We weren’t taking the RV to Europe, so what to do with it while we were gone? A very welcome answer appeared in the persons of John and Shirley Nesbitt. John is the brother of Mike Nesbitt, for whom Bill Bouchard had previously worked, and for whom Bill had done a whole series of fixes on Mike’s huge camping bus. As a consequence of this relationship, Mike asked John if we could park our RVs on his spacious property in Hood River, OR. John not only said yes, but he insisted on taking us to Seattle for our flight.
We spent several days getting our RVs settled in, during which John took us to several interesting venues. The Western Antique Aeroplane & Automobile Museum has one of the largest collections of still-flying antique aeroplanes and still-driving antique automobiles in the country. The airplane collection is mainly focused on aircraft in the period 1903–1941, but also includes light World War II Army, Army Air Corps, and naval aircraft. The antique cars were built between 1909 and the 1960s, and are still in running condition. There are over 175 autos on display. Most are from the 1920s, 1930s, and 1940s. The oldest car on display is an 1909 Franklin Model D.

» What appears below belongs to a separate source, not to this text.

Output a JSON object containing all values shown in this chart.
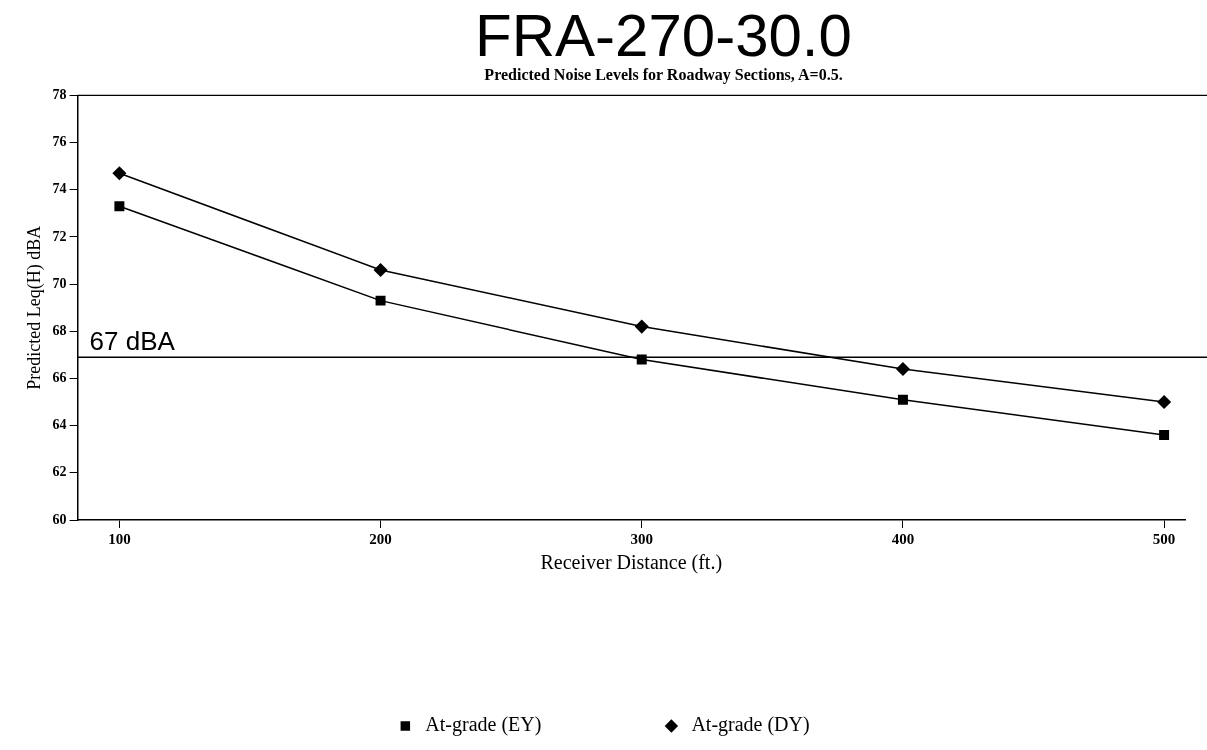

The second experience that John gave us began with a trip south of Hood River to a community called Dee. Specifically, to an area which had in the past been the site of a lumber mill. Most of the buildings are now gone with the exception of one huge structure, constructed in 1958. That structure had been most recently employed for storage, but much of the roof had collapsed in Feb. 2017 from too much weight of snow. The contents? Parts of carousels.
But let me back up a bit.
Carol Jackson Perron graduated from Coeur d’Alene High School in 1954. As a youngster, she often visited Playland Pier, Coeur d’Alene’s waterfront amusement park. Later, Jackson spent summers working there.
When she married Duane Perron, she began urging that they do something to save the nation’s historic carousels. Starting with the restoration and operation of a 1914 carousel in Portland, Oregon in 1978, they have restored and placed into operation seven antique carousels at various locations around America, including the Playland Pier carousel, which they bought at an auction in Puyallup, Washington. For a time it resided in a shopping mall in Reading, PA. Some years later they were able to see it placed back at Coeur d’Alene.

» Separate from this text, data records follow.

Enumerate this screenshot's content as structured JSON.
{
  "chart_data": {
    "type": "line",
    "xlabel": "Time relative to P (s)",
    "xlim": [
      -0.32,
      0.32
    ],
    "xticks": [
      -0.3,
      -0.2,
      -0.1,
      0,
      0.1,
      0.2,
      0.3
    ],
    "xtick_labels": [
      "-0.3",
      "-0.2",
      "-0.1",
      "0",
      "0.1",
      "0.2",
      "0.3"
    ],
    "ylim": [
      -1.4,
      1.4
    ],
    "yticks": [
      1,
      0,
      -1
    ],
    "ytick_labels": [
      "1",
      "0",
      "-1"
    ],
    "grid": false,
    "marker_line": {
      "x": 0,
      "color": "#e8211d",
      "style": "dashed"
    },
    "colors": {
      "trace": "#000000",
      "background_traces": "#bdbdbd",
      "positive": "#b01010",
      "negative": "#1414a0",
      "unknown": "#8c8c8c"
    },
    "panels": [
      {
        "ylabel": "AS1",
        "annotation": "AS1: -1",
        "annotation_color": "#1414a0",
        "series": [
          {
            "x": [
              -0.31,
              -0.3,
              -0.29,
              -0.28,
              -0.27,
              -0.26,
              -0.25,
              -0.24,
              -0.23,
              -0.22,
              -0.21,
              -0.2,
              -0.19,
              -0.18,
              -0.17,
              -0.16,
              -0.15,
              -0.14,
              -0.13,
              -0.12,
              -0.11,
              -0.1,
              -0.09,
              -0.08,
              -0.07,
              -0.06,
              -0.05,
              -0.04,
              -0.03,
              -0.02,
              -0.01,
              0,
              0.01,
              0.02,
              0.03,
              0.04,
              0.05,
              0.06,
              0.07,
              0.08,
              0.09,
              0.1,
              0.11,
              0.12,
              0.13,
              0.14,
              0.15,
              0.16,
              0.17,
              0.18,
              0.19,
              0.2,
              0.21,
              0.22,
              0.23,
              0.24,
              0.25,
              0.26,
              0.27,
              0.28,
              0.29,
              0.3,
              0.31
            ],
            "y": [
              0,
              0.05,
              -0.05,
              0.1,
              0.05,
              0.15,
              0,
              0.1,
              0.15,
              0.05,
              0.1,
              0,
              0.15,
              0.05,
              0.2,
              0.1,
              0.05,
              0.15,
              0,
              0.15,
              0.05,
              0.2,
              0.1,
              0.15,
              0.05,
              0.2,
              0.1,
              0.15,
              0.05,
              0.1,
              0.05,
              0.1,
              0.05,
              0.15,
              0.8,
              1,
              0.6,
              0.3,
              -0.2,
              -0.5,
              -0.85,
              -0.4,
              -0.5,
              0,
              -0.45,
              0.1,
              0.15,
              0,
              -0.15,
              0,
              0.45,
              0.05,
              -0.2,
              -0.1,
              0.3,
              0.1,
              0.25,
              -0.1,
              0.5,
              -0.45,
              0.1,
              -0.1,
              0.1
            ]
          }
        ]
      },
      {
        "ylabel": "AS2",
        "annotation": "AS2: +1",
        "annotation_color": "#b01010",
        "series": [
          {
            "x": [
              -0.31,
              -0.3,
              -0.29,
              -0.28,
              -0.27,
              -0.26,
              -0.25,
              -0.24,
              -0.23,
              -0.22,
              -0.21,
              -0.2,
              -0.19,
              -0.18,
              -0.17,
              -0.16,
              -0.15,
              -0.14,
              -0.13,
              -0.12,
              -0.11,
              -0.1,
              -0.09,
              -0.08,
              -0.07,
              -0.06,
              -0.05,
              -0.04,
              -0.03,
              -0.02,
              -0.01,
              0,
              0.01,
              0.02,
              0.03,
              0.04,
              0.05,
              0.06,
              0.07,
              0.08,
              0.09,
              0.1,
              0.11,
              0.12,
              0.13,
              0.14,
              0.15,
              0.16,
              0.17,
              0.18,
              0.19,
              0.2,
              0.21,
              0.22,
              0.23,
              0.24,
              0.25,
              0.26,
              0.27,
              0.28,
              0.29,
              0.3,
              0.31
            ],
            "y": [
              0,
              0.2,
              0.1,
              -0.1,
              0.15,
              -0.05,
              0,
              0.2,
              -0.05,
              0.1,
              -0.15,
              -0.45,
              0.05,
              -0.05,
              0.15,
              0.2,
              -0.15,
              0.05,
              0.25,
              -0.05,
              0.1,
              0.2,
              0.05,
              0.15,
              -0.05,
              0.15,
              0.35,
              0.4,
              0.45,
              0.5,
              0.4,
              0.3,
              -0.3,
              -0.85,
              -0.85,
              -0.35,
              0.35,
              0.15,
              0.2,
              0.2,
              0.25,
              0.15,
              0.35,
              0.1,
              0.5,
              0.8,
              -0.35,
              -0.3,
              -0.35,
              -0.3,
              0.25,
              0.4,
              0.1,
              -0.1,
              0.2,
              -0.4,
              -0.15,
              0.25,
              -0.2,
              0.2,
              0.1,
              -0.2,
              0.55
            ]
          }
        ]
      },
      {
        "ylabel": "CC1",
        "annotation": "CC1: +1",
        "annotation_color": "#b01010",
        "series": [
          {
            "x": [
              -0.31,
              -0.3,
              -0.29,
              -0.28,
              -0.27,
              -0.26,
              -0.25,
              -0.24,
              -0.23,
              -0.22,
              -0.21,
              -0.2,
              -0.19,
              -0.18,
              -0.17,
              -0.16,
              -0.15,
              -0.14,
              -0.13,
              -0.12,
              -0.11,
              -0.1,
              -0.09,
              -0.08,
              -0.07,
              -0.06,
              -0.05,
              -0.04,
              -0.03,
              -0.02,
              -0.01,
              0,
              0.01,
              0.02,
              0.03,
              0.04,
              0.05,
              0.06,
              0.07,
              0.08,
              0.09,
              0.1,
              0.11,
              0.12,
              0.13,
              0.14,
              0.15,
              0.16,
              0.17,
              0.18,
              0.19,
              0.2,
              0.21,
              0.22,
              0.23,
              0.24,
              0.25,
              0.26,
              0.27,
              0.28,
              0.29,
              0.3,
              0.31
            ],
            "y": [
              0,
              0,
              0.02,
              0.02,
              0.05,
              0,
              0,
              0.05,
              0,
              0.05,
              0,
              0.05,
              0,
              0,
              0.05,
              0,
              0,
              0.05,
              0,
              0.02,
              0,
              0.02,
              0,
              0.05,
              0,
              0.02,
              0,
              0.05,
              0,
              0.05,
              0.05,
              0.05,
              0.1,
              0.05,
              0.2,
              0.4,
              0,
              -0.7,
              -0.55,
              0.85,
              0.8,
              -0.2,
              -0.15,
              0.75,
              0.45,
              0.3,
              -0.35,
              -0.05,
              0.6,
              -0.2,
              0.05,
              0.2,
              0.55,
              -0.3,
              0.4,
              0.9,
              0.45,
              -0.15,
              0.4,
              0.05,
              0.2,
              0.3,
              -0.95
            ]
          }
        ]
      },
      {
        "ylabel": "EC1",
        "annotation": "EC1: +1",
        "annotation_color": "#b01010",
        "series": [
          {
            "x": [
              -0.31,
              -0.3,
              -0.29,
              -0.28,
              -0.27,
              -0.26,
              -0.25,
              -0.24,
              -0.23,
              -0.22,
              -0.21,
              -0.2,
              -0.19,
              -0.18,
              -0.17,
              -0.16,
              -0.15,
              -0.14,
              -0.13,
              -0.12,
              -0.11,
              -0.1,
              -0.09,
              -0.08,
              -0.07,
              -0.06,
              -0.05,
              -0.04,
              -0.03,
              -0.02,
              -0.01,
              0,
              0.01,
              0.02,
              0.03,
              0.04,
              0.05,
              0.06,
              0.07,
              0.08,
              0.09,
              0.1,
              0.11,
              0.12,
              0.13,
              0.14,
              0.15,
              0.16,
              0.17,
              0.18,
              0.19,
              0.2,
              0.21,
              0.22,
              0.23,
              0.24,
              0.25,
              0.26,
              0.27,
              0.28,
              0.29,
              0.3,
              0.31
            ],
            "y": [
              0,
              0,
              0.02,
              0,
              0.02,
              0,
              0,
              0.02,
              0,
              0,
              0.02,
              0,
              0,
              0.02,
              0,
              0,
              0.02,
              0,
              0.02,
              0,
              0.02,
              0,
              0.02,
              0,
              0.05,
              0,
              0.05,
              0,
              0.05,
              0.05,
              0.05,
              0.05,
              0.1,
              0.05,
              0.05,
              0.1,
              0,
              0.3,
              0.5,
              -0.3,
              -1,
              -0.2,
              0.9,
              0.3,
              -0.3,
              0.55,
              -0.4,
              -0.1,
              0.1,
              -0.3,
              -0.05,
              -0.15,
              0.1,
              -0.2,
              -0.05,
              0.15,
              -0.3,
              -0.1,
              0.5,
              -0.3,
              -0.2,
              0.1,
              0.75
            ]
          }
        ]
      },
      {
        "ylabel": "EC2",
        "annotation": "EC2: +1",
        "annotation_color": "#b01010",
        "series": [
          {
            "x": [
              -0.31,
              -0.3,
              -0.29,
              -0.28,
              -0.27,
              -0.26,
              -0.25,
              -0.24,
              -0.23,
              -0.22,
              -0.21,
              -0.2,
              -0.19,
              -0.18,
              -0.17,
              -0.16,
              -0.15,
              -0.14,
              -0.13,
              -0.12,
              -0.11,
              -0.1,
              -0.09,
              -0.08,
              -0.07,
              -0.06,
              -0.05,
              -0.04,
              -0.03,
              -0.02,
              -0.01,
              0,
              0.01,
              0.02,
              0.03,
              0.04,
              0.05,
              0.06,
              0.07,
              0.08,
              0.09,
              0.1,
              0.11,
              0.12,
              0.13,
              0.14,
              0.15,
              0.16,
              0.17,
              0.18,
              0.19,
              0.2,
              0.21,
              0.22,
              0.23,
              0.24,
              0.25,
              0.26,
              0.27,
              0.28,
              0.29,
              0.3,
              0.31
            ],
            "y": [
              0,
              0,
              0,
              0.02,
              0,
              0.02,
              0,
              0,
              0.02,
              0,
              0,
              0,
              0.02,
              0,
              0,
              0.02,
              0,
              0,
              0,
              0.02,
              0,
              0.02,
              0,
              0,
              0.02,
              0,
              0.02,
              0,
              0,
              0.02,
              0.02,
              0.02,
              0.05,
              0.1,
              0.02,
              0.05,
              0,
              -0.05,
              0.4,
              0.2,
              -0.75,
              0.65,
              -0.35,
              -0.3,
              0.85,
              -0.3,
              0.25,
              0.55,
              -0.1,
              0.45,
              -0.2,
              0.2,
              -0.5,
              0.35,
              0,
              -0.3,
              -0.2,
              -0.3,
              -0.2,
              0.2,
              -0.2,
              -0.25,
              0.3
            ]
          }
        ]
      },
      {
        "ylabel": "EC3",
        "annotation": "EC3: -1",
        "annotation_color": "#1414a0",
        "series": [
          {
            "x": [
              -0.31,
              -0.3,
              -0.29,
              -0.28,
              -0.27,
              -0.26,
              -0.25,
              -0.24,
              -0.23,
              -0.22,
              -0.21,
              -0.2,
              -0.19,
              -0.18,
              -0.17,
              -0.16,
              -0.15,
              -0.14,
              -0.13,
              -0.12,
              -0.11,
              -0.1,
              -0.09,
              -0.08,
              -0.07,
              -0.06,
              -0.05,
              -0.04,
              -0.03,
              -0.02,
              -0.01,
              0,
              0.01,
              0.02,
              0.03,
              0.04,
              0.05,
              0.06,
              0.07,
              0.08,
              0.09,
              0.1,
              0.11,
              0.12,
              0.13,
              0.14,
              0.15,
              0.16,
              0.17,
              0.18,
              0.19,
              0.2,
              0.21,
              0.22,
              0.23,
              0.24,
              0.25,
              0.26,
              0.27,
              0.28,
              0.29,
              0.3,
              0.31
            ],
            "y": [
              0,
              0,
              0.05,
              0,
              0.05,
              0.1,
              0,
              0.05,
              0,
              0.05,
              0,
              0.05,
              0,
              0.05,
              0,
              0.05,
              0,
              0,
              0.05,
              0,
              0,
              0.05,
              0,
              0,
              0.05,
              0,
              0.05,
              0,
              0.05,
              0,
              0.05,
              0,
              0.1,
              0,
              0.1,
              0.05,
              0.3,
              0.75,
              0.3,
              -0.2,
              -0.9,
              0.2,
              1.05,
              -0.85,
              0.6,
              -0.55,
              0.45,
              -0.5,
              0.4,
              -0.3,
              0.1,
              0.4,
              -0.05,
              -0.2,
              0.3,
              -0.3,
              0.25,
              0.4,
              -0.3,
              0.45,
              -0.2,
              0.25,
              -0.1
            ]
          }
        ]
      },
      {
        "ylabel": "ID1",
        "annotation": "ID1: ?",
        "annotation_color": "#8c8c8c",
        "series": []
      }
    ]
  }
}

They opened a carousel museum in Portland in 1983, but moved it to up the Columbia Gorge to Hood River in 1999. In a newspaper interview that I found on the web, Perron said “We bought a bank (building), put it there, and became almost too successful. We were part of the Gray Line tour, but we were located in the middle of downtown. If you had three or four buses trying to drop off passengers, you jammed up the whole town.” The city, he said, banned buses from parking downtown. Gray Line dropped the museum from its tour. And so, in late 2010, the International Museum of Carousel Art closed. The collection went back into storage. However, the passion for carousels lived on.

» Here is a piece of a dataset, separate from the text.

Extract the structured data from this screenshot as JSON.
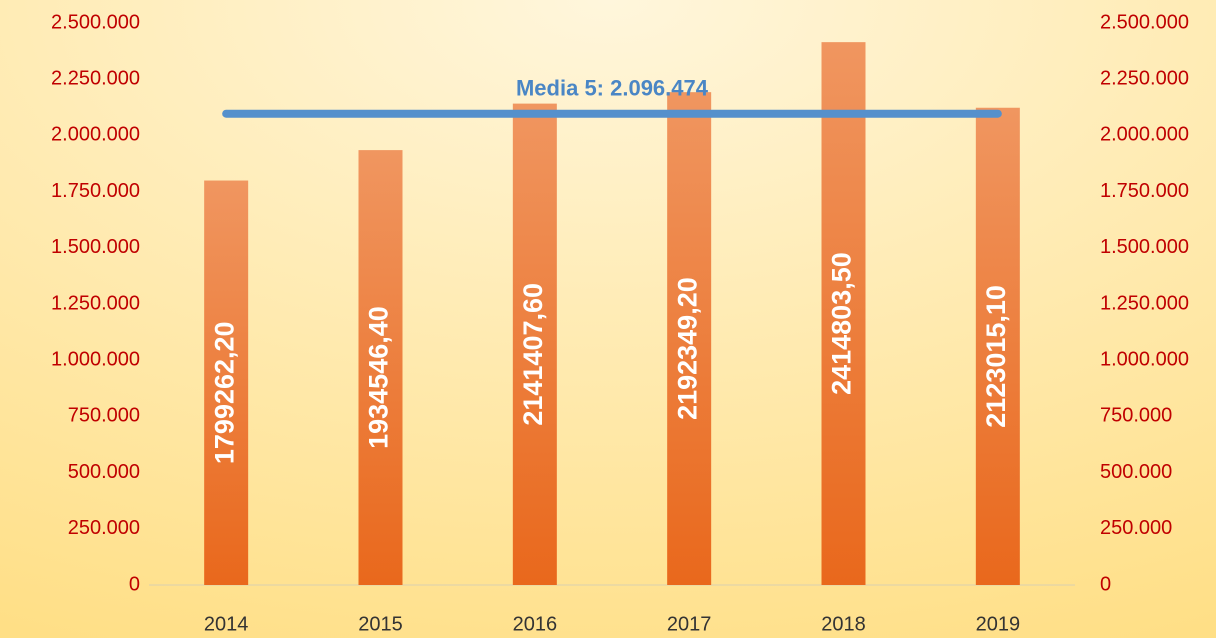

The Perrons are now in their eighties, and Carol is in ill health. But their son Brad has continued the effort, operating nine historic carousels across the country, owning the Dee building and pushing forward with plans for the Dee area. The Perron collection now has about 1,100 carved carousel horses and 21 working carousel mechanisms, seven in pristine condition, taking up two large buildings. Well, it was two, until the roof collapsed in Dee. When we visited, construction of a new roof was underway, and lots of carousel parts were covered with tarps. Other parts and been removed to be stored and dried elsewhere. John explained that the Perrons’ plan was to eventually turn the building into a new museum that would contain six operating carousels as well as a display of the collection. And if that doesn’t seem ambitious enough, the Perrons consider the museum to be a mere amenity to go along with a DeeTour hotel and concert venue to be built adjacently.
When we left the Dee building we went to the second large storage building on the elder Perrons’ farm, where we took the pictures that appear below. As we left the second building, John showed us the site of an intended additional storage building, presumably to house the surplus after the Dee building is used as a museum.
The magnitude of the collection and of the effort to save the carousel tradition left us dumbstruck. And heartsick, because we had learned of the ill health of Carol and of the age of Duane. It was only while doing web research about their efforts that I learned about the existence and important role son Brad now plays. We hope to, one day not too distant in the future, be able to visit a thriving center at Dee, Oregon.